I was halfway through a screening when a line fell into the theater like a dropped bowling ball. Fifteen minutes in, Poe Dameron snaps, “Somehow, Palpatine returned,” and laughter and confusion ricocheted at once. You could feel the movie tilt on that single word.

I write about how stories are built, and I pay attention to small admissions that change a narrative. Oscar Isaac told Josh Horowitz on the Happy Sad Confused podcast — on YouTube — that the line was added during reshoots. That tiny confession rewires how you read a whole movie.

On set, reshoots are scheduled like battlefield repairs.

Reshoots at Lucasfilm and under J.J. Abrams’ direction often arrive as tactical fixes. Isaac called them “surgical strikes” — he even laughed about the wig — and that language matters because it frames the line as reactive, not planned. When you hear actors say a line was shot later, you start to suspect the film was assembling answers as audiences asked questions.

Did Palpatine actually return in The Rise of Skywalker?

Yes: the opening crawl announces Palpatine’s return, but inside the story there are characters who hadn’t been told yet. Poe’s “Somehow” acts like a cover note — a hand-wave over a plot gap. If you treat the film as a map, that moment is a missing bridge; the reshoot put a plank in place, but it wasn’t always meant to be there.

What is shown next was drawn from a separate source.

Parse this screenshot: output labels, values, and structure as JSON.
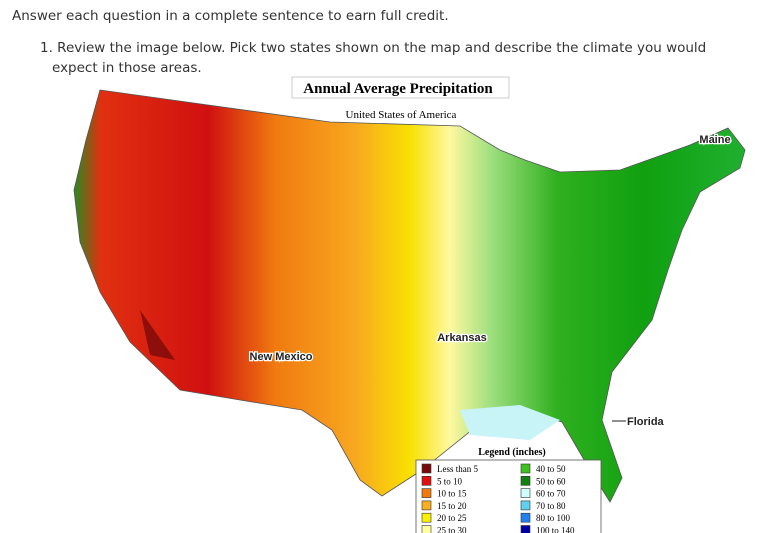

In the edit bay, a single line can change public conversation.

I watched the memes spread like wildfire after release. Isaac’s line became shorthand, and people on platforms from io9 to Reddit loved swapping the noun. The moment bent away from plot discussion and toward cultural commentary, which is how a film can be both defended and mocked at once.

Think of the line as a loose thread on a tapestry — one tug and the pattern shifts. Or as a fingernail skipped on a vinyl record, drawing attention to the scratch rather than the song.

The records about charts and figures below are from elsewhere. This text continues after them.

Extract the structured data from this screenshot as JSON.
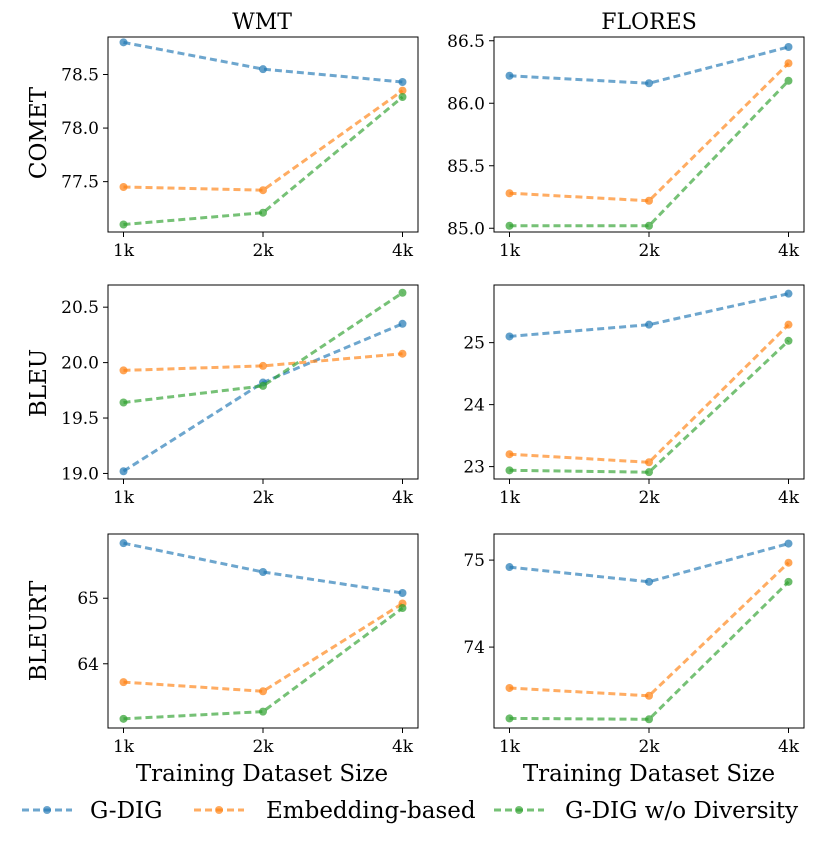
{
  "chart_data": {
    "type": "line",
    "layout": "3x2 grid of line charts",
    "x": [
      "1k",
      "2k",
      "4k"
    ],
    "column_titles": [
      "WMT",
      "FLORES"
    ],
    "row_labels": [
      "COMET",
      "BLEU",
      "BLEURT"
    ],
    "xlabel": "Training Dataset Size",
    "legend": [
      {
        "name": "G-DIG",
        "color": "#1f77b4"
      },
      {
        "name": "Embedding-based",
        "color": "#ff7f0e"
      },
      {
        "name": "G-DIG w/o Diversity",
        "color": "#2ca02c"
      }
    ],
    "colors": {
      "G-DIG": "#1f77b4",
      "Embedding-based": "#ff7f0e",
      "G-DIG w/o Diversity": "#2ca02c"
    },
    "panels": [
      {
        "dataset": "WMT",
        "metric": "COMET",
        "ylim": [
          77.03,
          78.85
        ],
        "yticks": [
          "77.5",
          "78.0",
          "78.5"
        ],
        "ytick_values": [
          77.5,
          78.0,
          78.5
        ],
        "series": [
          {
            "name": "G-DIG",
            "values": [
              78.8,
              78.55,
              78.43
            ]
          },
          {
            "name": "Embedding-based",
            "values": [
              77.45,
              77.42,
              78.35
            ]
          },
          {
            "name": "G-DIG w/o Diversity",
            "values": [
              77.1,
              77.21,
              78.29
            ]
          }
        ]
      },
      {
        "dataset": "FLORES",
        "metric": "COMET",
        "ylim": [
          84.97,
          86.53
        ],
        "yticks": [
          "85.0",
          "85.5",
          "86.0",
          "86.5"
        ],
        "ytick_values": [
          85.0,
          85.5,
          86.0,
          86.5
        ],
        "series": [
          {
            "name": "G-DIG",
            "values": [
              86.22,
              86.16,
              86.45
            ]
          },
          {
            "name": "Embedding-based",
            "values": [
              85.28,
              85.22,
              86.32
            ]
          },
          {
            "name": "G-DIG w/o Diversity",
            "values": [
              85.02,
              85.02,
              86.18
            ]
          }
        ]
      },
      {
        "dataset": "WMT",
        "metric": "BLEU",
        "ylim": [
          18.95,
          20.7
        ],
        "yticks": [
          "19.0",
          "19.5",
          "20.0",
          "20.5"
        ],
        "ytick_values": [
          19.0,
          19.5,
          20.0,
          20.5
        ],
        "series": [
          {
            "name": "G-DIG",
            "values": [
              19.02,
              19.82,
              20.35
            ]
          },
          {
            "name": "Embedding-based",
            "values": [
              19.93,
              19.97,
              20.08
            ]
          },
          {
            "name": "G-DIG w/o Diversity",
            "values": [
              19.64,
              19.79,
              20.63
            ]
          }
        ]
      },
      {
        "dataset": "FLORES",
        "metric": "BLEU",
        "ylim": [
          22.8,
          25.93
        ],
        "yticks": [
          "23",
          "24",
          "25"
        ],
        "ytick_values": [
          23,
          24,
          25
        ],
        "series": [
          {
            "name": "G-DIG",
            "values": [
              25.1,
              25.29,
              25.79
            ]
          },
          {
            "name": "Embedding-based",
            "values": [
              23.2,
              23.07,
              25.29
            ]
          },
          {
            "name": "G-DIG w/o Diversity",
            "values": [
              22.94,
              22.91,
              25.03
            ]
          }
        ]
      },
      {
        "dataset": "WMT",
        "metric": "BLEURT",
        "ylim": [
          63.02,
          65.98
        ],
        "yticks": [
          "64",
          "65"
        ],
        "ytick_values": [
          64,
          65
        ],
        "series": [
          {
            "name": "G-DIG",
            "values": [
              65.84,
              65.4,
              65.08
            ]
          },
          {
            "name": "Embedding-based",
            "values": [
              63.72,
              63.58,
              64.92
            ]
          },
          {
            "name": "G-DIG w/o Diversity",
            "values": [
              63.16,
              63.27,
              64.85
            ]
          }
        ]
      },
      {
        "dataset": "FLORES",
        "metric": "BLEURT",
        "ylim": [
          73.07,
          75.3
        ],
        "yticks": [
          "74",
          "75"
        ],
        "ytick_values": [
          74,
          75
        ],
        "series": [
          {
            "name": "G-DIG",
            "values": [
              74.92,
              74.75,
              75.19
            ]
          },
          {
            "name": "Embedding-based",
            "values": [
              73.53,
              73.44,
              74.97
            ]
          },
          {
            "name": "G-DIG w/o Diversity",
            "values": [
              73.18,
              73.17,
              74.75
            ]
          }
        ]
      }
    ]
  }
}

Was “Somehow, Palpatine returned” scripted or improvised?

According to Isaac, it arrived in a reshoot. That doesn’t mean the line was improvised on the spot, but it does mean the original shooting plan left a hole that later production felt needed filling. You get a peek at the production’s priorities: narrative clarity or pace sometimes loses to the need for an emphatic reaction.

At the center of it: a casual podcast confession.

Oscar Isaac’s admission on Happy Sad Confused turned a behind-the-scenes detail into front-page conversation. When a performer you trust tells you a line was a late addition, your relationship with the film shifts — you start reading decisions backward, looking for where the seams show.

Did Oscar Isaac reshoot that exact line?

He said the line was part of the reshoots. Isaac described the process as “scrambling” to get everything together, and that language is revealing: it suggests the scene — and the film’s narrative logic — were still being actively negotiated late in the schedule. That’s why you felt the exasperation in his delivery; he committed to it, and the audience committed right back.

I’m not defending the choice, and I’m not scoring the movie’s merits for you — I’m laying out what this admission does to the story you’ve already built in your head. You might see the reshoot as pragmatism, or as a symptom of a story missing scaffolding; which will you argue for?